The resulting record is one with moments of loss and doubt, but also one with celebrations of love -- a balanced outcome from a tumultuous time.

amNewYork caught up with Engle to talk about her father, solo work and love songs.

Where do you hear the loss of your father the most on the album?

I hear it on “Mama Papa.” I hear it on “Lucky One,” to some extent. “Can’t Take” is about post-partum depression, which was also happening [during the recording]. … I felt like his Mini-Me, you know? I was losing my Maxi-Me. It was a real turning point, so some of that is expressed in the music.

You’re a member of Broken Social Scene, and you’re one-half of AroarA with Andrew Whiteman. What’s it like to step out on your own?
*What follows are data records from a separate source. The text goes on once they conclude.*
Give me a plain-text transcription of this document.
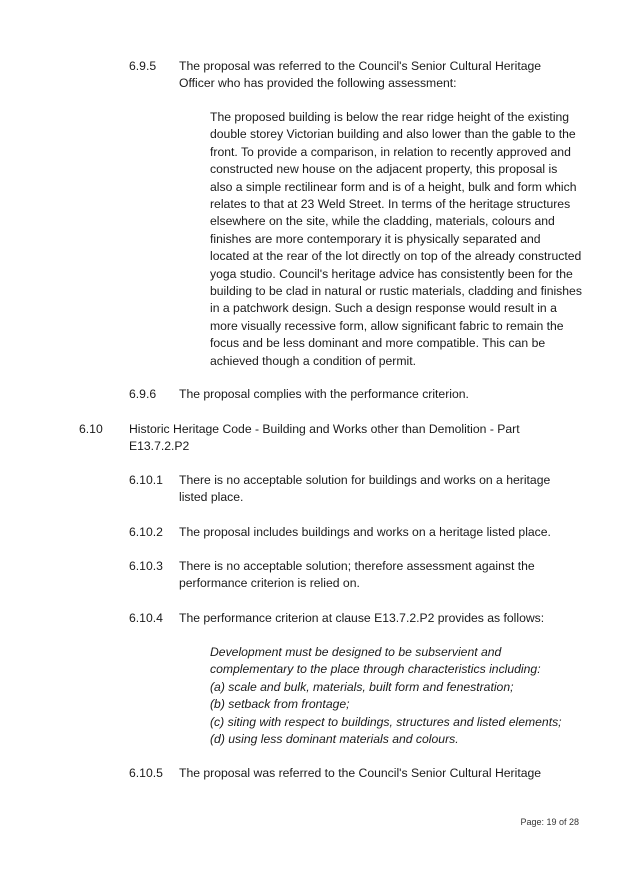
6.9.5 The proposal was referred to the Council's Senior Cultural Heritage Officer who has provided the following assessment:

The proposed building is below the rear ridge height of the existing double storey Victorian building and also lower than the gable to the front. To provide a comparison, in relation to recently approved and constructed new house on the adjacent property, this proposal is also a simple rectilinear form and is of a height, bulk and form which relates to that at 23 Weld Street. In terms of the heritage structures elsewhere on the site, while the cladding, materials, colours and finishes are more contemporary it is physically separated and located at the rear of the lot directly on top of the already constructed yoga studio. Council's heritage advice has consistently been for the building to be clad in natural or rustic materials, cladding and finishes in a patchwork design. Such a design response would result in a more visually recessive form, allow significant fabric to remain the focus and be less dominant and more compatible. This can be achieved though a condition of permit.

6.9.6 The proposal complies with the performance criterion.
6.10 Historic Heritage Code - Building and Works other than Demolition - Part E13.7.2.P2
6.10.1 There is no acceptable solution for buildings and works on a heritage listed place.
6.10.2 The proposal includes buildings and works on a heritage listed place.
6.10.3 There is no acceptable solution; therefore assessment against the performance criterion is relied on.
6.10.4 The performance criterion at clause E13.7.2.P2 provides as follows:

Development must be designed to be subservient and complementary to the place through characteristics including:

(a) scale and bulk, materials, built form and fenestration;

(b) setback from frontage;

(c) siting with respect to buildings, structures and listed elements;

(d) using less dominant materials and colours.

6.10.5 The proposal was referred to the Council's Senior Cultural Heritage
Page: 19 of 28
It’s presented as a solo project, and it is a solo project, because at the end of the day, these are all things that I approved. But, I think it’s a bit of a misnomer in a sense that Andrew, who I’m married to, and is part of Broken Social Scene, was a big part of the writing process. Then I invite people to come in and play, and I’m open to their ideas. … So there’s a lot of people involved in a solo project. At the end of the day, I make very few compromises. That’s the big difference. I get to be the dictator of my own project.

One of the album’s pre-release singles was the upbeat love song “You Amaze Me.” How do you write a song about love and make it sound fresh?

Do I even say the word love?

Maybe once?

I think the first thing is to maybe not say love. [Laughs] Like a “show it, don’t say it” kind of thing? I feel the music that I’ve made that I’m happiest with is music that has lead on a feeling more than a thought. I think the reason why “You Amaze Me” was satisfying to me when we finished it, was that I felt the words supported this feeling, as opposed to being told and then hoping the feeling matches, do you know what I mean? You’re like, “I love you ‘cause you’re the best and I can’t,” you know, all that stuff, and you’re like listening to this whole long, sort of poem about love that you don’t necessarily feel it. I’d like to think that maybe the song could be translated into a language that I don’t understand, but still feel like it’s about love.

If you go: La Force performs at 6:30 p.m. on Wednesday, Oct. 10, at Mercury Lounge, 217 E. Houston St.,, $12-$15.